Crise politique à l’assemblée nationale : abdou mbow alerte sur les dangers menaçant le Sénégal

Des tensions vives lors d’un débat parlementaire

L’hémicycle de l’Assemblée nationale a été le théâtre d’un échange particulièrement vif entre les députés Abdou Mbow et Ousmane Sonko. Lors de son intervention, le parlementaire a dressé un diagnostic alarmant de la situation du pays, déclarant sans ambiguïté : « il y a une crise dans ce pays ». Ses propos ont immédiatement suscité des réactions tranchées au sein de l’assemblée.
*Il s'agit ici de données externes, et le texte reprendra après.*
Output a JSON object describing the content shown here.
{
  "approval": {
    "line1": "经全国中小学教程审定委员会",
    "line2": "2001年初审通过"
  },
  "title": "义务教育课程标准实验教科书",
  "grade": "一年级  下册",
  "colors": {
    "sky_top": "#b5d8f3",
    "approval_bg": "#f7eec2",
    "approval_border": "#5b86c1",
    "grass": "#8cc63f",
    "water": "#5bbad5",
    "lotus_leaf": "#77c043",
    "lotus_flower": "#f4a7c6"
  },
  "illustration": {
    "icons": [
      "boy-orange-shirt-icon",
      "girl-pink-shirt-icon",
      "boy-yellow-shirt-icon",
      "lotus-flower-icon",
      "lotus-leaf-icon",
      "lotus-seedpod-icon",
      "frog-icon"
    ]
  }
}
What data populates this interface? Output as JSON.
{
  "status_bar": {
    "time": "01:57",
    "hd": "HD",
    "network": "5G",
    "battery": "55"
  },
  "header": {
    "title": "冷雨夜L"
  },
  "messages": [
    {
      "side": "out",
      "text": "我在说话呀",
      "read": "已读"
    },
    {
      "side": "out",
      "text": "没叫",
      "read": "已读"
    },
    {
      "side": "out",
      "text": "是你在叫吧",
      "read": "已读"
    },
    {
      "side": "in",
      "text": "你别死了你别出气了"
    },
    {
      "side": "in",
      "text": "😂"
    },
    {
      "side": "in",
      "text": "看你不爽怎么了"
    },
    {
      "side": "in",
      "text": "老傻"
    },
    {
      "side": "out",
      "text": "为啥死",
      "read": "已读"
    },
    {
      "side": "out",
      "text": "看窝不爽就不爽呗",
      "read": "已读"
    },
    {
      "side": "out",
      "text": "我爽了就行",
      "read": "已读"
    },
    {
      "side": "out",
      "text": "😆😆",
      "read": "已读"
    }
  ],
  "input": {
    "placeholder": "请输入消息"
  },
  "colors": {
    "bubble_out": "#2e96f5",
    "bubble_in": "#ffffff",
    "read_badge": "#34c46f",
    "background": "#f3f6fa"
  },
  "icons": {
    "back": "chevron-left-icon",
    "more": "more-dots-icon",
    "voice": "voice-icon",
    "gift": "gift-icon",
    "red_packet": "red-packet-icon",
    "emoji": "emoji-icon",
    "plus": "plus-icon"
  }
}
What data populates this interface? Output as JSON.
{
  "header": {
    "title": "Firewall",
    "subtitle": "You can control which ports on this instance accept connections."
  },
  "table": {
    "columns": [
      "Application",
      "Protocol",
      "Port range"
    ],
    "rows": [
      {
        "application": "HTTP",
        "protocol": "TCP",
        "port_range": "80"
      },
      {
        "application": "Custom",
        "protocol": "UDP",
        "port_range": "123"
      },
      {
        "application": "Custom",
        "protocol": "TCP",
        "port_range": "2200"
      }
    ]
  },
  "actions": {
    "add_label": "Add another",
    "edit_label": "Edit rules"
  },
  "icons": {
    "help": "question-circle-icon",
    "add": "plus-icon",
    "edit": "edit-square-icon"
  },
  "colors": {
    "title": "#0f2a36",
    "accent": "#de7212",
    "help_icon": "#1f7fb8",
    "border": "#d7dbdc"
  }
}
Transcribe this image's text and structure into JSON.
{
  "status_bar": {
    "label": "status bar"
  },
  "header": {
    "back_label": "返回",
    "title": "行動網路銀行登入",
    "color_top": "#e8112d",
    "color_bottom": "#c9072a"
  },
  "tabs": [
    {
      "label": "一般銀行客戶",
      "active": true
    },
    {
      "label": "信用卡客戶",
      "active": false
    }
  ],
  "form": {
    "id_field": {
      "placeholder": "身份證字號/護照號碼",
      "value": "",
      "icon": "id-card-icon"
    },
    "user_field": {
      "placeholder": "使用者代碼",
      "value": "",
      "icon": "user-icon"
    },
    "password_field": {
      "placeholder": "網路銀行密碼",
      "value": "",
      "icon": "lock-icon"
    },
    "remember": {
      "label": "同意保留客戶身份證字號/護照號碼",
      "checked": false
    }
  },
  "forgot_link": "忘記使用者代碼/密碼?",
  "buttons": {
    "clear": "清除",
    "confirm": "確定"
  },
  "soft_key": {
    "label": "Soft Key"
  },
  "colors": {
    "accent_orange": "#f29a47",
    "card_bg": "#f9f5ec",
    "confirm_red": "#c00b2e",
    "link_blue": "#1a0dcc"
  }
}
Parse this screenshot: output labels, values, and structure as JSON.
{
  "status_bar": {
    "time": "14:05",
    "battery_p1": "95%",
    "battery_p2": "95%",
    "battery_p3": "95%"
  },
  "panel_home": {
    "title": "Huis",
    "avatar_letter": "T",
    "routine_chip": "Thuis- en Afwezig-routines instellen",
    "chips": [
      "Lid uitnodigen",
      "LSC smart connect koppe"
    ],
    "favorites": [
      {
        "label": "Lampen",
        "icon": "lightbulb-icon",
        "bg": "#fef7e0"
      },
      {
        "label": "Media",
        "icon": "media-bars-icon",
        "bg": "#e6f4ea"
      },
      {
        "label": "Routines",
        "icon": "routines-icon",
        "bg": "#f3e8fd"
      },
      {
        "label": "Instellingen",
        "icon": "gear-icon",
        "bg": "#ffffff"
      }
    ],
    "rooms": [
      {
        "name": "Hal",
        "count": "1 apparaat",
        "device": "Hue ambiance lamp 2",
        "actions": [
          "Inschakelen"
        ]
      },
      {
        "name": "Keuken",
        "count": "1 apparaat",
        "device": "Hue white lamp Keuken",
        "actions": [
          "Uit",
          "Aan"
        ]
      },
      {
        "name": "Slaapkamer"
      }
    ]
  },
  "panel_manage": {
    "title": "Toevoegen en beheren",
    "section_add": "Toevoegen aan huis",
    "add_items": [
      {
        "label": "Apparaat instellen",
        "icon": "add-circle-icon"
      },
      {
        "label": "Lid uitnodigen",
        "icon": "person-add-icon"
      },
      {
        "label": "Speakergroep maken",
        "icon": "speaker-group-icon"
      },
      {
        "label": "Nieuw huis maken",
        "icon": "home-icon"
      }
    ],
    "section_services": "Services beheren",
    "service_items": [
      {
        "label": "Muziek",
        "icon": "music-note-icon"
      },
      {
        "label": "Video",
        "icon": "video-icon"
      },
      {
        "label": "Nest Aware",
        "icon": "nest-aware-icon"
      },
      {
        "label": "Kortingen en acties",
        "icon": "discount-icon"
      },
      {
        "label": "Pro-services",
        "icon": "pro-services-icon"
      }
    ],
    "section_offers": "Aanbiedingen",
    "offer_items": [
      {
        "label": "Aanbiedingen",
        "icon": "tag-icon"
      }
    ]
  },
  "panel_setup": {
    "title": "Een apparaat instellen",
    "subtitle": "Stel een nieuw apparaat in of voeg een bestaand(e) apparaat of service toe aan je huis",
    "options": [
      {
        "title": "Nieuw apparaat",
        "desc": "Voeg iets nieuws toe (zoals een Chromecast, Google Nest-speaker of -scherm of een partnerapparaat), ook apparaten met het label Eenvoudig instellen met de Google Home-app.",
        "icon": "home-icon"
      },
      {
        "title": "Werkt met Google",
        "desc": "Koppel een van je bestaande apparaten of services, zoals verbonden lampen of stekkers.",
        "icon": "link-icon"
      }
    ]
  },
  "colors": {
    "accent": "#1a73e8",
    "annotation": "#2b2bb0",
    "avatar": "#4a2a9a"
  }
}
Des accusations ciblées sur la gestion des finances publiques

Abdou Mbow a concentré ses critiques sur les institutions financières du pays, pointant du doigt la Douane et la DAF (Direction des Affaires Financières). Il a notamment dénoncé des pratiques préoccupantes qu’il juge capables de compromettre la santé des finances publiques. Selon ses déclarations, certains détournements de fonds publics, comme l’utilisation de ressources destinées à la région de la Casamance à des fins politiques, placent le pays dans une situation périlleuse.

Ousmane Sonko impose un cadre strict

Face à l’argumentaire d’Abdou Mbow, le président de l’Assemblée nationale, Ousmane Sonko, est intervenu à plusieurs reprises pour rappeler au député de se conformer au sujet. Malgré ces rappels à l’ordre, le parlementaire a persisté dans ses attaques, évoquant même un précédent impliquant un autre député, Guy Marius Sagna. « Guy Marius Sagna est un député. Il a parlé, attaqué le président », a-t-il affirmé, justifiant ainsi sa propre liberté de parole.

Ousmane Sonko a alors durci le ton, avertissant Abdou Mbow : « Restez dans le thème ou vous quittez le pupitre. » Une mise en garde claire qui a accentué la tension ambiante. Le président a ajouté une menace voilée : « Je ne souhaite pas que vous le quittiez de la même manière que la dernière fois », faisant référence à un incident antérieur ayant opposé les deux hommes.

Un débat qui révèle les fractures politiques

Malgré les interruptions répétées, Abdou Mbow n’a pas cédé, maintenant ses accusations sur la gestion des deniers publics. « On ne peut pas détourner nos fonds publics, venir à l’Assemblée nationale se réfugier. Les gens le diront », a-t-il asséné, soulignant l’urgence d’une prise de conscience collective. Cet échange musclé illustre les profondes divisions au sein de l’institution parlementaire, reflétant les enjeux de gouvernance actuels.